PRIME MINISTER ADDRESSES THE EU CARIFORUM
Notes for the Prime Minister
Interface with EU/Cariforum Members
Brussels
11 June 2015
I wish to welcome your team to this dialogue.
This political dialogue has had a long gestation period.
You will know that there has been a frank exchange of views prior to our coming here on the question of human rights and the view of the EU with regard to the Dominican Republic and its decisions on citizenship matters in the DR.
We agreed on a formula on how these discussions can take place and in what context.

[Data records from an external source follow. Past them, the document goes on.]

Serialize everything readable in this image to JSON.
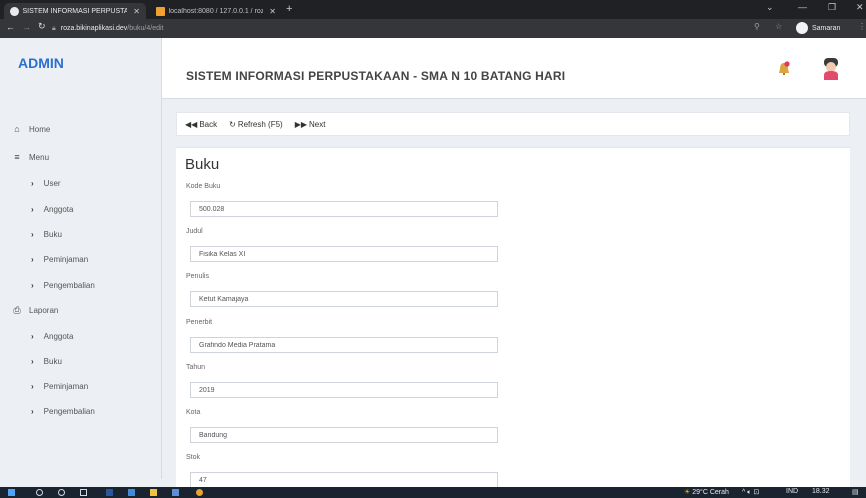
{
  "browser": {
    "tabs": [
      {
        "title": "SISTEM INFORMASI PERPUSTAK",
        "fav_color": "#e8eaed"
      },
      {
        "title": "localhost:8080 / 127.0.0.1 / roza",
        "fav_color": "#f0a030"
      }
    ],
    "new_tab": "+",
    "url_host": "roza.bikinaplikasi.dev",
    "url_path": "/buku/4/edit",
    "profile_name": "Samaran"
  },
  "header": {
    "logo": "ADMIN",
    "title": "SISTEM INFORMASI PERPUSTAKAAN - SMA N 10 BATANG HARI"
  },
  "sidebar": {
    "home": "Home",
    "menu": "Menu",
    "menu_items": [
      "User",
      "Anggota",
      "Buku",
      "Peminjaman",
      "Pengembalian"
    ],
    "laporan": "Laporan",
    "laporan_items": [
      "Anggota",
      "Buku",
      "Peminjaman",
      "Pengembalian"
    ]
  },
  "toolbar": {
    "back": "Back",
    "refresh": "Refresh (F5)",
    "next": "Next"
  },
  "form": {
    "title": "Buku",
    "fields": [
      {
        "label": "Kode Buku",
        "value": "500.028"
      },
      {
        "label": "Judul",
        "value": "Fisika Kelas XI"
      },
      {
        "label": "Penulis",
        "value": "Ketut Kamajaya"
      },
      {
        "label": "Penerbit",
        "value": "Grafindo Media Pratama"
      },
      {
        "label": "Tahun",
        "value": "2019"
      },
      {
        "label": "Kota",
        "value": "Bandung"
      },
      {
        "label": "Stok",
        "value": "47"
      }
    ]
  },
  "taskbar": {
    "weather": "29°C Cerah",
    "lang": "IND",
    "time": "18.32"
  },
  "colors": {
    "accent": "#2a6fd1",
    "sidebar_bg": "#ecf0f5",
    "taskbar_bg": "#1a2330"
  }
}
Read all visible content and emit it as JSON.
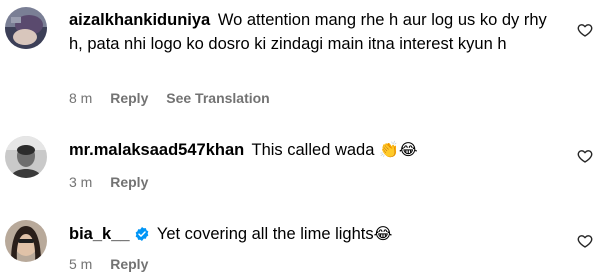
{
  "comments": [
    {
      "username": "aizalkhankiduniya",
      "text": "Wo attention mang rhe h aur log us ko dy rhy h, pata nhi logo ko dosro ki zindagi main itna interest kyun h",
      "emoji": "",
      "verified": false,
      "time": "8 m",
      "reply_label": "Reply",
      "translation_label": "See Translation",
      "like_icon": "heart-outline-icon"
    },
    {
      "username": "mr.malaksaad547khan",
      "text": "This called wada",
      "emoji": "👏😂",
      "verified": false,
      "time": "3 m",
      "reply_label": "Reply",
      "like_icon": "heart-outline-icon"
    },
    {
      "username": "bia_k__",
      "text": "Yet covering all the lime lights",
      "emoji": "😂",
      "verified": true,
      "verified_icon": "verified-badge-icon",
      "verified_color": "#0095f6",
      "time": "5 m",
      "reply_label": "Reply",
      "like_icon": "heart-outline-icon"
    }
  ],
  "colors": {
    "text": "#000000",
    "meta": "#737373",
    "verified": "#0095f6"
  }
}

In my letter to the high level dated 1 June to the High Level Representative Fredericka Mogherini, best viagra mind I said the following:
The Caribbean Community continues to be gravely concerned by the treatment meted out to Dominicans of Haitian descent in the Dominican Republic. This long standing discriminatory treatment has been exacerbated by the ruling on nationality of the Dominican Republic Constitutional Court of September 2013 which arbitrarily stripped Dominicans of Haitian descent of their Dominican nationality leaving some 200, viagra sale unhealthy 000 persons stateless, and by the resulting legislation put in place to implement the judgment of the constitutional court. These distressing and discriminatory developments that violate the human rights obligations and commitments willingly contracted by the Dominican state have been condemned by the Caribbean Community and a wide range of countries, pharm national and international organizations and human rights and civil society groups. In Judgment of 22 October 2014, the Inter American Court of Human Rights called for the nullifying of all the dispositions resulting from the ruling on nationality and for the reversal of the ruling itself.
There has been no staisfactory response from the Dominican Republic. Instead the law that was passed, meant to resolve the situation did not address the masses of the people who were ex post facto stripped of a citzienship which they believed they had and with which they had grown up and lived in the Domincan Republic.
This in our view should not be conflated with the issue of migraiton. Migration is a bilateral issue and we are satsified that Haiti and the Domican Repubic are ad idem on issues relating to that matter.
This is much broader in scope and more fundamental. It represents the stripping of the nationality of people who now are stateless and without status in a land where they had those rights up to the court ruling.
That is offensive to all known human rights standards and the simple answer is to reverse it without delay.
We call on the European Union to more than take note but to ensure that our politcal dioloague going forward is infused with this isssue and to take an active part in seeking to resolve it so that those entitled to the right of citzienship in the Dominican Republic will be restored to their full rights.